Shorta (2020)

„W ciekawych czasach przyszło nam żyć” – pomyśleć można opierając swój światopogląd w głównej mierze na doniesieniach z mediów głównego nurtu. „Islamizacja Europy!”, „Szwecji już nie ma”, „Kupując kebaba osied…” dobra, stop! Po której jednak stronie barykady, by nie stanąć wiemy, że Europa bardzo się zmieniła. Nie mówię, że to źle, nie mówię, że to dobrze, po prostu tak jest. Dlatego też do nakręconej przez duński duet twórczy Andersa Ølholma i Frederika Louis Hviida podchodziłem z odpowiednim dystansem.

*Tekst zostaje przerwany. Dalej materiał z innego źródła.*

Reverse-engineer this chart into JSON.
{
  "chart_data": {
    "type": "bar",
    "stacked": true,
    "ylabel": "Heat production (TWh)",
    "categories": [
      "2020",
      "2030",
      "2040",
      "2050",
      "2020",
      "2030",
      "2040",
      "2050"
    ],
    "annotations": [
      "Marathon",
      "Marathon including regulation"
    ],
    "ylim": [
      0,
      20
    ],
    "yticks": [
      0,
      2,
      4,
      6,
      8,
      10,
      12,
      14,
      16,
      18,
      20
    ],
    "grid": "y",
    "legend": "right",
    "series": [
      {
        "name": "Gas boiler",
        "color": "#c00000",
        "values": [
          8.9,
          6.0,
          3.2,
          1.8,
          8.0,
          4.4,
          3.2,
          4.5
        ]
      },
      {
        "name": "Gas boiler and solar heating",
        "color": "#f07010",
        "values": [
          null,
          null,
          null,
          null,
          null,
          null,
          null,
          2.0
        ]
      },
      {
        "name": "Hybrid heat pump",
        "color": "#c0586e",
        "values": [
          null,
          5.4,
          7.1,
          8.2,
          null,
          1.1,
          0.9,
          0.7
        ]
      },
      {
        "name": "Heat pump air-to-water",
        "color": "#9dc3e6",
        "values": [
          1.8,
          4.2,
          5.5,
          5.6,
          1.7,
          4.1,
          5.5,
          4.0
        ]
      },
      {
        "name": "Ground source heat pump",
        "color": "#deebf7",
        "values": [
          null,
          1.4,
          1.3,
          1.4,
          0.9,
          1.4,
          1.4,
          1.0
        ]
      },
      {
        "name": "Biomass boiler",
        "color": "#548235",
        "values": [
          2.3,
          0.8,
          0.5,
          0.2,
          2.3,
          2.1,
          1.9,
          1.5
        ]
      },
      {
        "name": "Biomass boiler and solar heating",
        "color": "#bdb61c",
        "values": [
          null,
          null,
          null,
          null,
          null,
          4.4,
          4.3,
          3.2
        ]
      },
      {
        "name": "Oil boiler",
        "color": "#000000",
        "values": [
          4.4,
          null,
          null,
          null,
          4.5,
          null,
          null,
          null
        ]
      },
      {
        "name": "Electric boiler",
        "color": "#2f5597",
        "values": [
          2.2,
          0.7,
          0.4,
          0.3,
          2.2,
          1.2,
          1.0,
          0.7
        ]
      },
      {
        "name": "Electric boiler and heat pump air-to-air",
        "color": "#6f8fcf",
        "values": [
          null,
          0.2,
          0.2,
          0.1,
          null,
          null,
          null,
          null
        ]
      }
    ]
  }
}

Bo kręcąc film o napiętej sytuacji eskalującej w konflikt rozgrywający się w fikcyjnej dzielnicy stolicy Danii łatwo wpaść w stronniczość. W końcu zawsze to łatwiej jest dać widowni jasno określony czarny charakter i bohatera, któremu musimy kibicować. I nie, nie pomyliliście się, w Shorcie tymi złymi są zastępy śniadych imigrantów, którzy na zawłaszczonym dla siebie kawałku Europy trudnią się wszelakimi nielegalnymi interesami.

Na szczęście twórcy dość sprawnie kreślą nam szerszy kontekst całego konfliktu między mieszkańcami getta, a patrolującymi okolicę gliniarzami – „shorta” to arabskie, obraźliwie określenie właśnie na stróży prawa. Do tego historia zaczyna się tuż po śmierci przetrzymywanego w policyjnym areszcie śledczym imigranta, który zakatowany zostaje właśnie przez niebieskich. W sumie film otwiera brutalna scena, w której okładany przez policjantów chłopak krzyczy „nie mogę oddychać!”.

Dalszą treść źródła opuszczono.